MADURACIÓN CEREBRAL Y AFECTIVIDAD EN ADOLESCENTES III.



        ADOLESCENTES: MADURACIÓN CEREBRAL Y AFECTIVIDAD. 
                                                (3ª parte) 



        La afectividad es un estado de base que posee la persona habitualmente, o la forma que tiene cada uno de percibir la realidad. Es lo que nos diferencia de los demás, y nos hace más humanos. Cada persona es singular.

        En la adolescencia es cuando nace la intimidad, surge con fuerza el “yo”, y se va perfilando la afectividad, a la par que va madurando su cerebro. Por eso, lo más frecuente es su inestabilidad afectiva, ya que el estrato anatómico no ha madurado.





    Una característica importante del cerebro humano es la plasticidad neuronal, que consiste en la posibilidad de formación de nuevas conexiones o sinapsis neuronales. Significa que nuestro cerebro se adapta y modela, según nuestra experiencia, forma de actuar, de las emociones, de nuestros valores y motivaciones, de cómo nos afectan los sucesos y de cómo reaccionamos ante ellos. 

        Santiago Ramón y Cajal decía que “la persona, si se lo propone, puede esculpir su propio cerebro”. Y lo hace a través de sus propias decisiones, actitudes, 
las acciones, los hábitos que consigue (dejo enlace), sus pasiones... etc.




     El sustrato anatómico del “cerebro más emocional” está en el sistema límbico con sus conexiones con otras áreas y hacia el cortex cerebral, en concreto con la corteza prefrontal, que es la que se encarga de la novedad, complejidad, juicio, control de impulsos, la toma de decisiones, planificación… 




    Estas conexiones o sinapsis sirven para racionalizar y ponderar una respuesta emocional ante una situación, y no responder sin más a ella como si fuera un acto reflejo, o un estímulo condicionado de los animales. También para controlar esas respuestas, y la forma en que reaccionamos. Pero en la adolescencia el sistema límbico ya está operativo, pero esta zona prefrontal todavía no ha madurado.







   Maduración cerebral.

       El patrón de desarrollo y maduración neuronal se va realizando desde antes del nacimiento, hasta los 16-18 años aproximadamente. Aunque la zona más específica humana, la corteza prefrontal, hasta los 25 años más o menos, no está totalmente operativa. Y es muy importante en la formación de la personalidad y en la identidad personal (enlace).

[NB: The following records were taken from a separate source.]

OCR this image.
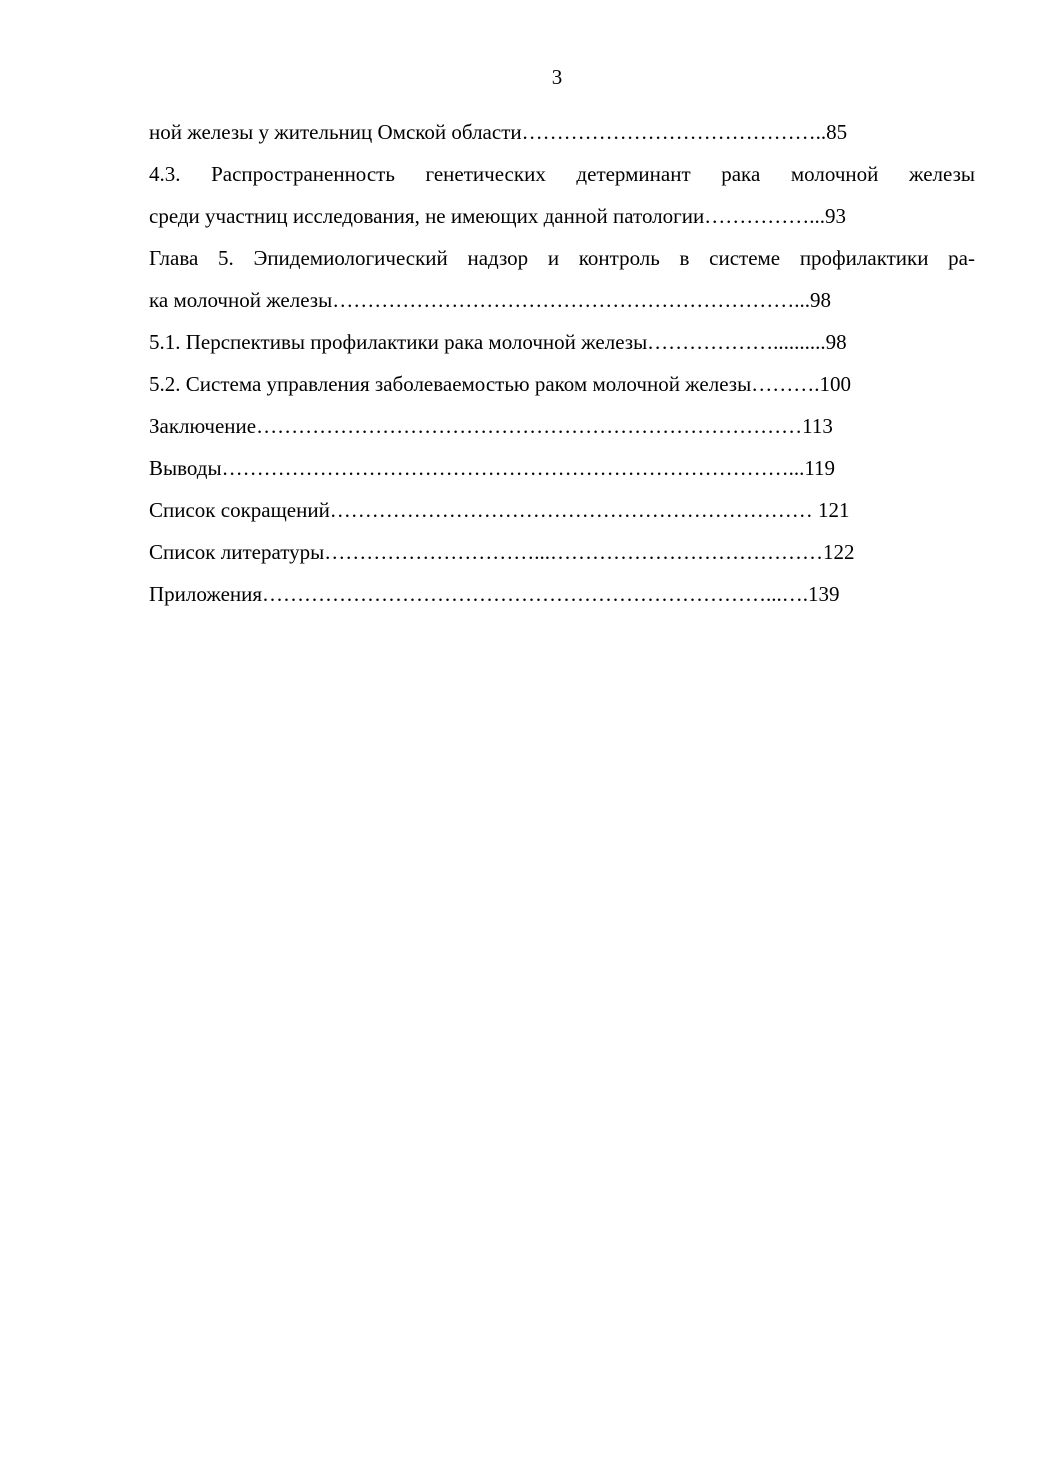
3
ной железы у жительниц Омской области……………………………………..85
4.3. Распространенность генетических детерминант рака молочной железы
среди участниц исследования, не имеющих данной патологии……………...93
Глава 5. Эпидемиологический надзор и контроль в системе профилактики ра-
ка молочной железы…………………………………………………………...98
5.1. Перспективы профилактики рака молочной железы………………..........98
5.2. Система управления заболеваемостью раком молочной железы……….100
Заключение……………………………………………………………………113
Выводы………………………………………………………………………...119
Список сокращений…………………………………………………………… 121
Список литературы…………………………...…………………………………122
Приложения………………………………………………………………...….139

      Podríamos decir que la maduración del cerebro aparece en una onda desde atrás, hacia adelante y hacia arriba. Desde las capas más “primarias”, con funciones fisiológicas, siguiendo con zonas motoras, sensitivas, y la zona emocional, áreas de asociación, hacia las más complejas y propias del ser humano como la corteza prefrontal, con el autocontrol, la voluntad, la toma de decisiones, el juicio…

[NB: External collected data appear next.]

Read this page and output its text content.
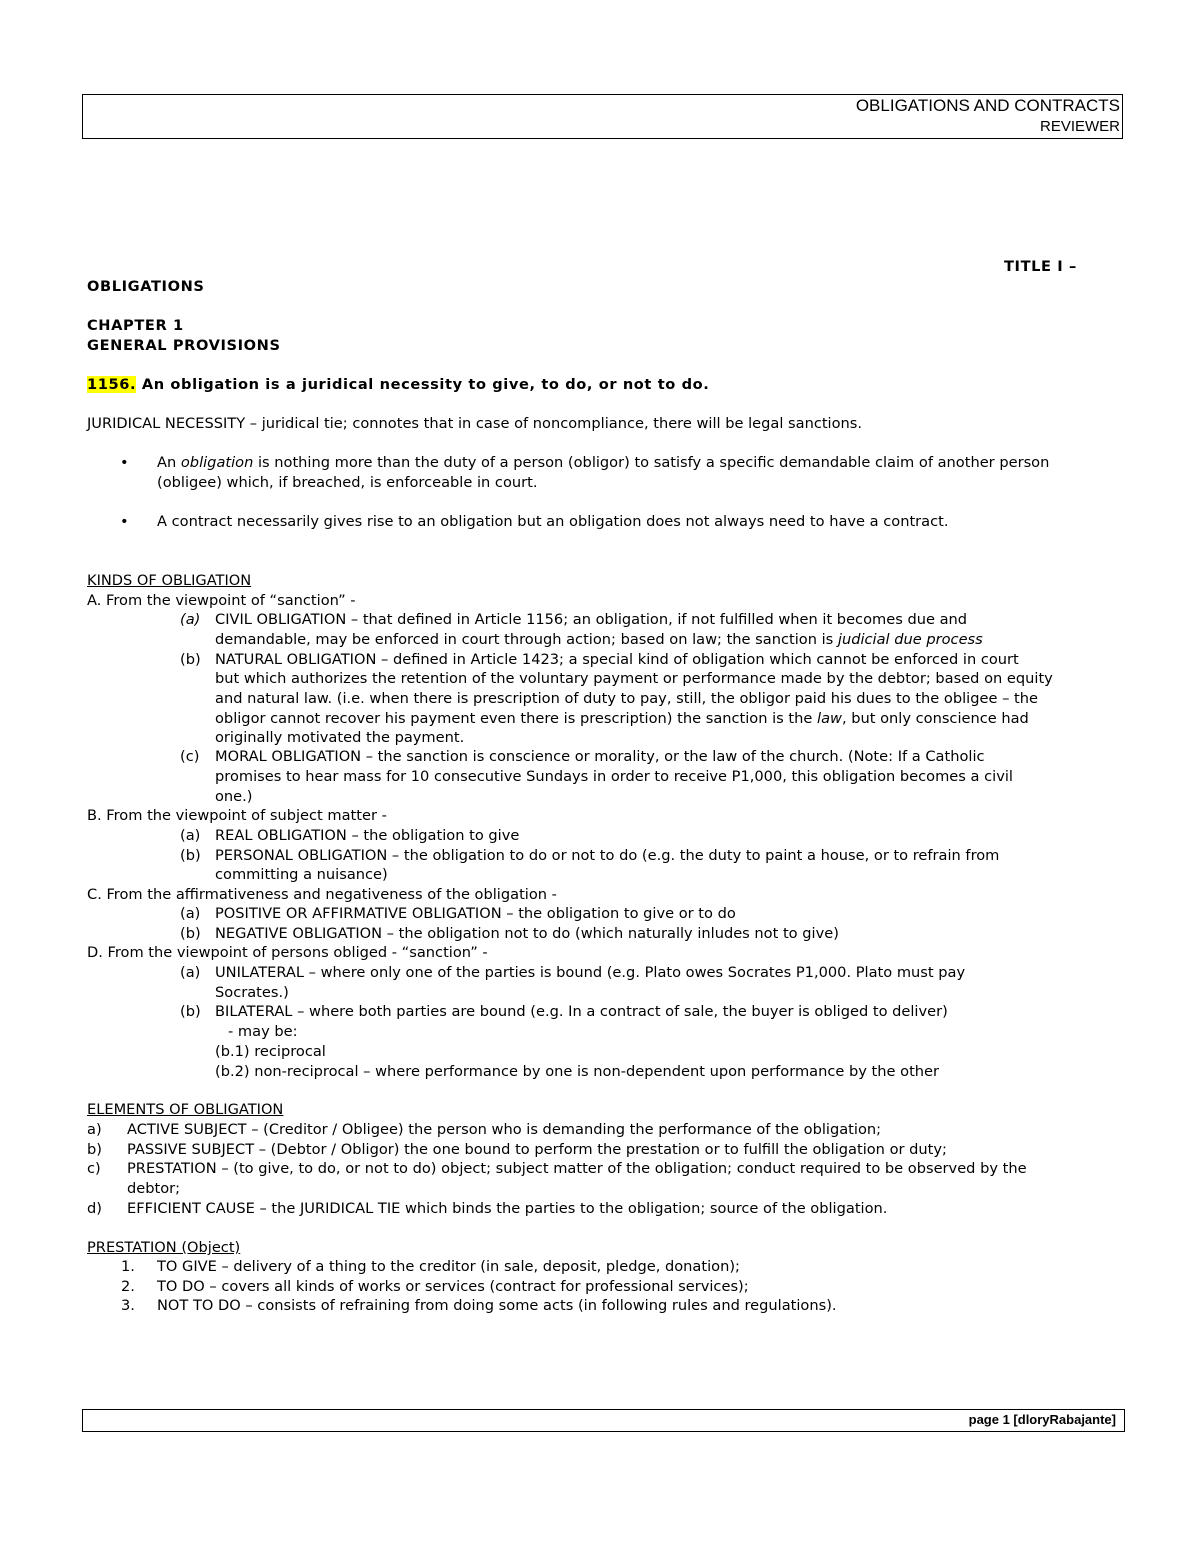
OBLIGATIONS AND CONTRACTS
REVIEWER
TITLE I –
OBLIGATIONS
CHAPTER 1
GENERAL PROVISIONS
1156. An obligation is a juridical necessity to give, to do, or not to do.
JURIDICAL NECESSITY – juridical tie; connotes that in case of noncompliance, there will be legal sanctions.
• An obligation is nothing more than the duty of a person (obligor) to satisfy a specific demandable claim of another person
(obligee) which, if breached, is enforceable in court.
• A contract necessarily gives rise to an obligation but an obligation does not always need to have a contract.
KINDS OF OBLIGATION
A. From the viewpoint of “sanction” -
(a) CIVIL OBLIGATION – that defined in Article 1156; an obligation, if not fulfilled when it becomes due and
demandable, may be enforced in court through action; based on law; the sanction is judicial due process
(b) NATURAL OBLIGATION – defined in Article 1423; a special kind of obligation which cannot be enforced in court
but which authorizes the retention of the voluntary payment or performance made by the debtor; based on equity
and natural law. (i.e. when there is prescription of duty to pay, still, the obligor paid his dues to the obligee – the
obligor cannot recover his payment even there is prescription) the sanction is the law, but only conscience had
originally motivated the payment.
(c) MORAL OBLIGATION – the sanction is conscience or morality, or the law of the church. (Note: If a Catholic
promises to hear mass for 10 consecutive Sundays in order to receive P1,000, this obligation becomes a civil
one.)
B. From the viewpoint of subject matter -
(a) REAL OBLIGATION – the obligation to give
(b) PERSONAL OBLIGATION – the obligation to do or not to do (e.g. the duty to paint a house, or to refrain from
committing a nuisance)
C. From the affirmativeness and negativeness of the obligation -
(a) POSITIVE OR AFFIRMATIVE OBLIGATION – the obligation to give or to do
(b) NEGATIVE OBLIGATION – the obligation not to do (which naturally inludes not to give)
D. From the viewpoint of persons obliged - “sanction” -
(a) UNILATERAL – where only one of the parties is bound (e.g. Plato owes Socrates P1,000. Plato must pay
Socrates.)
(b) BILATERAL – where both parties are bound (e.g. In a contract of sale, the buyer is obliged to deliver)
- may be:
(b.1) reciprocal
(b.2) non-reciprocal – where performance by one is non-dependent upon performance by the other
ELEMENTS OF OBLIGATION
a) ACTIVE SUBJECT – (Creditor / Obligee) the person who is demanding the performance of the obligation;
b) PASSIVE SUBJECT – (Debtor / Obligor) the one bound to perform the prestation or to fulfill the obligation or duty;
c) PRESTATION – (to give, to do, or not to do) object; subject matter of the obligation; conduct required to be observed by the
debtor;
d) EFFICIENT CAUSE – the JURIDICAL TIE which binds the parties to the obligation; source of the obligation.
PRESTATION (Object)
1. TO GIVE – delivery of a thing to the creditor (in sale, deposit, pledge, donation);
2. TO DO – covers all kinds of works or services (contract for professional services);
3. NOT TO DO – consists of refraining from doing some acts (in following rules and regulations).
page 1 [dloryRabajante]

     Aunque es un proceso natural de maduración, a nuestros hijos tenemos que enseñarles a tener recursos para aprender a usar el pensamiento y ponderar las cosas, a controlarse, a retrasar una gratificación, a saber esperar y no sucumbir al primer reclamo.

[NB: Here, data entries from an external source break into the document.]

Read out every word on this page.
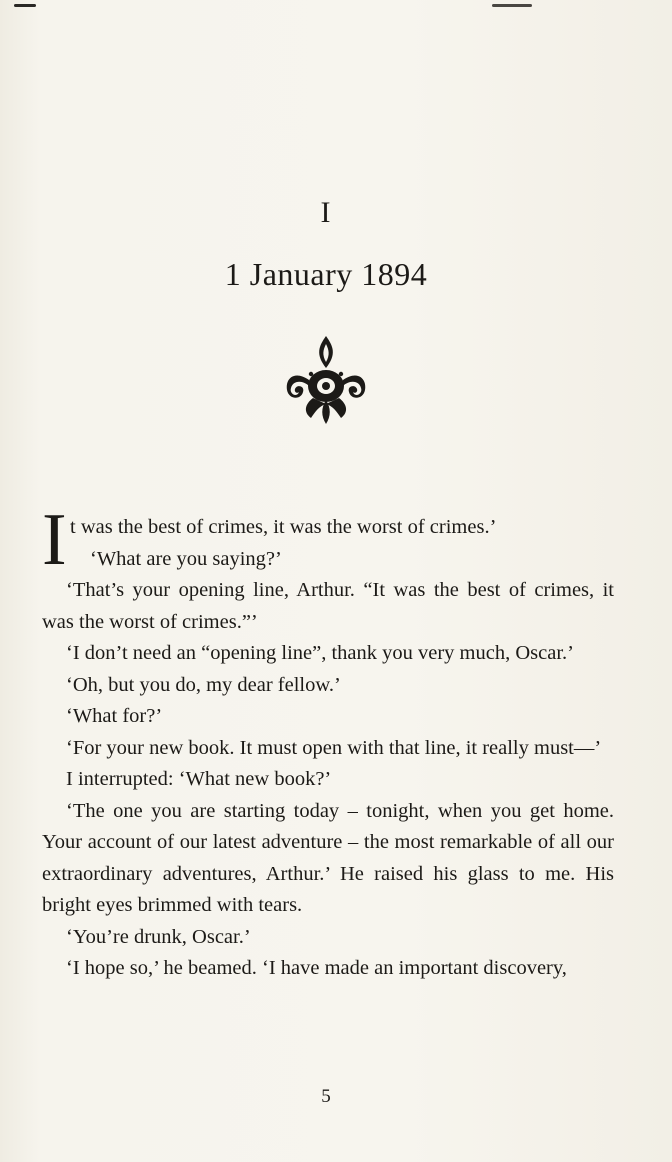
I
1 January 1894
I t was the best of crimes, it was the worst of crimes.’

‘What are you saying?’

‘That’s your opening line, Arthur. “It was the best of crimes, it was the worst of crimes.”’

‘I don’t need an “opening line”, thank you very much, Oscar.’

‘Oh, but you do, my dear fellow.’

‘What for?’

‘For your new book. It must open with that line, it really must—’

I interrupted: ‘What new book?’

‘The one you are starting today – tonight, when you get home. Your account of our latest adventure – the most remarkable of all our extraordinary adventures, Arthur.’ He raised his glass to me. His bright eyes brimmed with tears.

‘You’re drunk, Oscar.’

‘I hope so,’ he beamed. ‘I have made an important discovery,

5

    Las hormonas sexuales tienen un papel fundamental en la maduración del cerebro, sobre todo en el sistema límbico, porque en este momento aparece un impulso grande por el ascenso del nivel de dichas hormonas en sangre.

     Como la zona emocional madura antes que la zona racional, a los adolescentes les gustan las experiencias emocionales al límite, el peligro, el riesgo, la excitación…, porque valoran mucho la recompensa emocional que les produce.

      Y no son tan conscientes de los peligros inherentes, dejándose seducir por ello. Les es difícil controlar muchas situaciones en las que se ven inmersos…, porque no tienen operativa la corteza prefrontal, que es la que pone un punto de pensamiento y autocontrol en sus acciones.




        Consecuencias.

       El cerebro adolescente no ha terminado de madurar: la parte emocional ya está operativa, pero el pensamiento y autocontrol todavía no. Por eso dan primacía al impulso, al sentimiento, a las emociones, más que a lo lógico, a lo razonable, al pensamiento. 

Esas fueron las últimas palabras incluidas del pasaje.